22 Nisan 2001de ÖO direnişinde ölümsüzlüğe uğurladığımız Hatice Yürekli yoldaşımız da aramızdaydı. H. Yürekli, ölümünün 3. yılında dostları ve yoldaşları tarafından anıldı. Tüm piknik boyunca sahnede resmi asılı kalan yoldaşımızın siyasal yaşamı okundu. Yoldaşımızı daima mücadelemizde yaşatacağımız sözüyle anmamız noktalandı.
Sırada Nurettin Güleç vardı. Sanatçı dostumuz türkü, marş ve halaylarla tüm katılanları coşturdu.
Piknik programımızın ikinci bölümü Esenyurt İKEden işçi arkadaşların oluşturduğu halkoyunları ekibinin gösterisi ile devam etti. Büyük beğeni toplayan gösterinin ardından serbest kürsüye geçildi.
Söz artık, sömürülen, ezilen, söz ve karar verme hakkı elinden alınan işçi sınıfındaydı. İşçi arkadaşlarımız kürsüyü bir an bile boş bırakmadılar. İşyerlerinde yaşanan sorunlardan sınıfın temel sorunlarına kadar birçok konuya değinildi. Tüm konuşan dostlarımızın ortak çağrısı vardı. 1 Mayısta alanlarda buluşmak.
Son olarak sahneye Grup Eksen çıktı. Türkü, marş ve halaylarıyla kitleyi coşturdu.
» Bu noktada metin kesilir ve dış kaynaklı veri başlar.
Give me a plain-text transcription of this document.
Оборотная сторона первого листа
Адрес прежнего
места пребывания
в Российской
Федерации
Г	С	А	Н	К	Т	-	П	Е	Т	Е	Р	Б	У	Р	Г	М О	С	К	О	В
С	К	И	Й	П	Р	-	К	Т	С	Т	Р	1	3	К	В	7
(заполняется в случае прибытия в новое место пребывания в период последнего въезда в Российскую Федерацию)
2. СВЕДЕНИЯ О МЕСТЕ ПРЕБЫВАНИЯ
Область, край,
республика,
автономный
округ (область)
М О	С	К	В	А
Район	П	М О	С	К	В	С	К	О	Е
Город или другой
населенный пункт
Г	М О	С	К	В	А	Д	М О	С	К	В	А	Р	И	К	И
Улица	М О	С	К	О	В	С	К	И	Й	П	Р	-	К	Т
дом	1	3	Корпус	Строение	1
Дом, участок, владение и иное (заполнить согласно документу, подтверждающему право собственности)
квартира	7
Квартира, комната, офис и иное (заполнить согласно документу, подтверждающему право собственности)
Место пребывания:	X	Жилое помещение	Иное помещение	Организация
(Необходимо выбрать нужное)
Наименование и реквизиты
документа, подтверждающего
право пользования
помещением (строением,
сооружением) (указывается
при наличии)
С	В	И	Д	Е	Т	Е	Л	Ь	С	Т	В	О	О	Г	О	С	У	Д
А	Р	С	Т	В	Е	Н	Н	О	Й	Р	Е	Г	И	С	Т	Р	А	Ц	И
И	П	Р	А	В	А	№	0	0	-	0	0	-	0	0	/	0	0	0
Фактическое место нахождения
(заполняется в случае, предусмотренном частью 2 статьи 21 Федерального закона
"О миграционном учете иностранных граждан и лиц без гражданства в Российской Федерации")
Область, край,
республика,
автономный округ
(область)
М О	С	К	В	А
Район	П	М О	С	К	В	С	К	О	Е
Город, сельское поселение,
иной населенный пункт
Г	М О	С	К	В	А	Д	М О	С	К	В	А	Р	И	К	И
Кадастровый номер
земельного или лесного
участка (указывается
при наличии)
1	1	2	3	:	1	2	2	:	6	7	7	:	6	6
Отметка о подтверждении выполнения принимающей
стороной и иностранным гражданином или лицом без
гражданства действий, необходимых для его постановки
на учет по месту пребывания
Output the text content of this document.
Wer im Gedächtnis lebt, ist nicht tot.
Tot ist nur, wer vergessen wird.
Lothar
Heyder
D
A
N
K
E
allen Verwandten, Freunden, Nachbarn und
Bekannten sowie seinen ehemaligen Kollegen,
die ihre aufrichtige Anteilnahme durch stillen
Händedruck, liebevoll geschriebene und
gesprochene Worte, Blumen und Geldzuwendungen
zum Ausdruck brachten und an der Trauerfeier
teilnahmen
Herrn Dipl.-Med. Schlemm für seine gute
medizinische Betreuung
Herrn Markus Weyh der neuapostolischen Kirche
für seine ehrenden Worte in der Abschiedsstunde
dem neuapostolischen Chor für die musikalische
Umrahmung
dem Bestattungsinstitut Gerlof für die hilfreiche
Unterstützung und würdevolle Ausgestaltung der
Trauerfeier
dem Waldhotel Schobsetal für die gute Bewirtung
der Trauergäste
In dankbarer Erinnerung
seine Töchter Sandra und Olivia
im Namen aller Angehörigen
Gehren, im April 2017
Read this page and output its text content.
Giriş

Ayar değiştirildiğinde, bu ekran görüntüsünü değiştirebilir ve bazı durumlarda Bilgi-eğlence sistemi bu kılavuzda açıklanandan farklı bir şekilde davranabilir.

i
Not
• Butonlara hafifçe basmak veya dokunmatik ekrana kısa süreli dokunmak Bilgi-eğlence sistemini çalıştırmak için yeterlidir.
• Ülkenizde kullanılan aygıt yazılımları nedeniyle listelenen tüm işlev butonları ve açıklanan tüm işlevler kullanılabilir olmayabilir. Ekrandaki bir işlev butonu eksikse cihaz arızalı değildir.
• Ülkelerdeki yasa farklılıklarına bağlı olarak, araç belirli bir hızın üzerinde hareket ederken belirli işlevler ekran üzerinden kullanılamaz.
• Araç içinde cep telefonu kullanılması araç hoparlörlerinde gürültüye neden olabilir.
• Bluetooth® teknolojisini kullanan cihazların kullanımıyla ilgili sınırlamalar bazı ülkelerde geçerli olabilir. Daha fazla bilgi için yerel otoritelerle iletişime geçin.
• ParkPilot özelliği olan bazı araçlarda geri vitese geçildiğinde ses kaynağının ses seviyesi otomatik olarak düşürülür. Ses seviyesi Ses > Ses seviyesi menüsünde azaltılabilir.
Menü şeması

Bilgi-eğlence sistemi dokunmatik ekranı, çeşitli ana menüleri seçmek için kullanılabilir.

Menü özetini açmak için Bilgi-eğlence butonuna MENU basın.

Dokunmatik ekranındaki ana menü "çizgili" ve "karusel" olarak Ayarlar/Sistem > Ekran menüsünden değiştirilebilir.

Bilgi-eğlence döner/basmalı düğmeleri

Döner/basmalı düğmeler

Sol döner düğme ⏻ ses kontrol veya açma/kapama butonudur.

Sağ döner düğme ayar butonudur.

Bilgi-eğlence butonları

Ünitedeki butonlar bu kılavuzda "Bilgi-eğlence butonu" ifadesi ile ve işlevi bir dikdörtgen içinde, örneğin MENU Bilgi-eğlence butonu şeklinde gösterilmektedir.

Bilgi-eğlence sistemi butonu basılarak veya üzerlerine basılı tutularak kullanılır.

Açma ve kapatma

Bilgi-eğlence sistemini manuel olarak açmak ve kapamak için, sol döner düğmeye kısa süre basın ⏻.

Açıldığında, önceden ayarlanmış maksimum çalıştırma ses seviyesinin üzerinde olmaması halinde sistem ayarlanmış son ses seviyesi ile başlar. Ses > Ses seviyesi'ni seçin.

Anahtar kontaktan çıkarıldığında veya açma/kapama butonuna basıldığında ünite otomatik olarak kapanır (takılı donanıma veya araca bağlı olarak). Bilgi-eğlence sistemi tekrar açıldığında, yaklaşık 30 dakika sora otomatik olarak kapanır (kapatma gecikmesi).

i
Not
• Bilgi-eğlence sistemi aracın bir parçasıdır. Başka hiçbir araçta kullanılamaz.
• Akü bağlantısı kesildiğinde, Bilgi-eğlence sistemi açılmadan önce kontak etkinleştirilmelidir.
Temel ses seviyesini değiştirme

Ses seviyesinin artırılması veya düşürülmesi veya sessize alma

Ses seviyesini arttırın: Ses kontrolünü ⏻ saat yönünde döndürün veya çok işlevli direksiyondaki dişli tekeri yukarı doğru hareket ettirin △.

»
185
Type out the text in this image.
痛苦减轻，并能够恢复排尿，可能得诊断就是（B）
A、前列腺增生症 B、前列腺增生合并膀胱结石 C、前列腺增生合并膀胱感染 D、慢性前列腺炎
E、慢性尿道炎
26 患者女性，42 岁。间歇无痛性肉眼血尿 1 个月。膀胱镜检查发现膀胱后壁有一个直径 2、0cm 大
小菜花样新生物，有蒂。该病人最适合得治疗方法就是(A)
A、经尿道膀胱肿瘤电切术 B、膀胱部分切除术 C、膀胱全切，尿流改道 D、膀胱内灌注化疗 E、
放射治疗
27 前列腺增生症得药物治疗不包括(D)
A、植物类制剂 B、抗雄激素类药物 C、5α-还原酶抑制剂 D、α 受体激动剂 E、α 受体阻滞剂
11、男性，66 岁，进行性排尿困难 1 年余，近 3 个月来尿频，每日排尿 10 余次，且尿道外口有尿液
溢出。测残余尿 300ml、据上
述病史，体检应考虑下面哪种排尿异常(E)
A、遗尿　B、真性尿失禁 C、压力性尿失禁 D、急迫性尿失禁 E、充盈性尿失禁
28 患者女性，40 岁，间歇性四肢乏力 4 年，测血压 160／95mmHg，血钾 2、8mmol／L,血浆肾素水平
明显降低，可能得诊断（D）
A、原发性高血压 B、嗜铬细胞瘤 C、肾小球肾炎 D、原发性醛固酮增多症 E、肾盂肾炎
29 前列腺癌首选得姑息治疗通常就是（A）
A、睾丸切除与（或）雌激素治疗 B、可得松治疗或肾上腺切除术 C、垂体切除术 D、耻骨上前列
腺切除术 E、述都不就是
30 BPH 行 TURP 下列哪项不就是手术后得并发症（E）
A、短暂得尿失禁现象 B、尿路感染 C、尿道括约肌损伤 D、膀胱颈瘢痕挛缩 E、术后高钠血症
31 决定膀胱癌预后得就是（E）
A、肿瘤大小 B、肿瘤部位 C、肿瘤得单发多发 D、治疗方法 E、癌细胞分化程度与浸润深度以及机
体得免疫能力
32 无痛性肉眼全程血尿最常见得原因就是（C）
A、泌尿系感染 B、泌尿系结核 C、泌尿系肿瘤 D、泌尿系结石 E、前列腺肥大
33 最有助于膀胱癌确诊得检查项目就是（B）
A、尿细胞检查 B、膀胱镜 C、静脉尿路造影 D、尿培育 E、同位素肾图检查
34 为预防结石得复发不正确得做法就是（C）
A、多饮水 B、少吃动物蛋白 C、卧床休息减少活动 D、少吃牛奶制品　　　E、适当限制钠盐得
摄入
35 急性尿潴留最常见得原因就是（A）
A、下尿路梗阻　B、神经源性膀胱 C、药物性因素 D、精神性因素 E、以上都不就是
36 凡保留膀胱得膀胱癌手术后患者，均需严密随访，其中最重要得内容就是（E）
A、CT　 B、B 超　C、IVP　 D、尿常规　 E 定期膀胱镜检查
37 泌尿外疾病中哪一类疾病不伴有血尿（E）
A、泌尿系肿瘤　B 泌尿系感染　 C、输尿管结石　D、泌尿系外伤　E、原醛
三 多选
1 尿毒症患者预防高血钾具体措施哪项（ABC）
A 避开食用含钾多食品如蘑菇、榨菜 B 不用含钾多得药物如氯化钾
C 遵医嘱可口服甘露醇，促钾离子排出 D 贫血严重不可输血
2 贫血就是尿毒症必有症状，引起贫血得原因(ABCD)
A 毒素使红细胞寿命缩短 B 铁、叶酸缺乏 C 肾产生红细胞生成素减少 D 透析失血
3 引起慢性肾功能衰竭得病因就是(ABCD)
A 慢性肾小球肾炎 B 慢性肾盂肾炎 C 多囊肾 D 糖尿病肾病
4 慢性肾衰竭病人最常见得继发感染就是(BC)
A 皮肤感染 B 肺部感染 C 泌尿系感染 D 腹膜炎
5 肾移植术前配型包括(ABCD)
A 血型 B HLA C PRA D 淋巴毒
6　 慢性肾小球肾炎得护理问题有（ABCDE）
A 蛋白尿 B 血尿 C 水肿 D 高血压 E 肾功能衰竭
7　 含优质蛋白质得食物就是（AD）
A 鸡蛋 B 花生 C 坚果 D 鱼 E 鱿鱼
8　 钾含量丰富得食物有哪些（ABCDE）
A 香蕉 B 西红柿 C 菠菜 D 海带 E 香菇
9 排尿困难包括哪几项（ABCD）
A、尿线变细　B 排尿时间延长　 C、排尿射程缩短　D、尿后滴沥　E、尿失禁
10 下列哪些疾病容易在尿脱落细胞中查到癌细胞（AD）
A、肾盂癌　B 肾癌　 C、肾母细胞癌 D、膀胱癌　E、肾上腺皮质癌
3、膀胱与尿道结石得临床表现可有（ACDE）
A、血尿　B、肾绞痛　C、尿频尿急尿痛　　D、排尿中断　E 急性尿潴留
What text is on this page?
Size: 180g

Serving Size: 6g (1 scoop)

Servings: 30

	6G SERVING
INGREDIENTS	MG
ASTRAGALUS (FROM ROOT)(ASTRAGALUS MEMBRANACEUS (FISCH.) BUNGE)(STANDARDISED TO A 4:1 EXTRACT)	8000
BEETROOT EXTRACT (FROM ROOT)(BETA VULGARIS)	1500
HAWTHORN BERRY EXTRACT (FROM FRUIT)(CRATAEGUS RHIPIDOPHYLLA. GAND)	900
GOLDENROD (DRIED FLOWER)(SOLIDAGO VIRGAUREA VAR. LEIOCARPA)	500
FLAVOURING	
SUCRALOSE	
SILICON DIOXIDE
Program 1 Mayıs marşının topluca ve coşkulu olarak söylenmesiyle noktalandı.
Piknik tümüyle politik bir atmosferde geçti. Komünistler seçim çalışmasından bugüne kadar izledikleri siyasal faaliyete bir başarıyı daha eklediler.
Şimdi sıra aynı gücü ve coşkuyu 1 Mayıs alanlarına taşımaktır.
Merkezi pikniğimizin en dikkate değer yanı katılımdı. Yaklaşık 800 kişi katıldı pikniğimize. Sadece yakın çevremizi pikniğe getirmenin çok ötesine geçmiştik. Ulaşabildiğimiz oranda çok insana ulaştık. Gerçekleşen katılım bizim açımızdan kitle çalışmasında gösterilen bir başarıdır.
Piknik programının politik içeriğinin yanısıra, pikniğe gelen insanlarla birebir sohbetlerle 1 Mayısa çağrımızı daha güçlü hale getirdik. Piknik sonrası sadece söz verdiğim için gelmiştim, ama çok memnun oldum! diyen emekçiler vardı.
Pikniğe katılım izleyici olmanın ötesindeydi. Her piknikte serbest kürsü bölümünde deyim yerindeyse, insanları kürsüye zorla çıkarıyorduk. Ama bu yıl hiç de öyle olmadı; zaman darlığı nedeniyle serbest kürsü bölümüne daha erken son vermek zorunda kaldık. Pikniğimizin politik yanına da etkin bir katılım vardı. Sonuç olarak hemen her açıdan başarılı bir piknik gerçekleştirdik.
Piknikteki başarımız öncelikle daha geniş kitleye ulaşmış olmamızdı. Bu, 1 Mayıs çağrımızı daha geniş kitleye dolaysız ulaştırmak anlamını taşıyor. Şimdiden 1 Mayıs alanına katılım olarak daha güçlü çıkacağımızı söyleyebiliriz. Merkezi pikniği organize etmedeki başarı, yoldaşlarımızın bir etkinliği organize etmede katettikleri yolu gösteriyor. Piknik için en özlü olarak, cüret ettik ve başardık, diyebiliriz.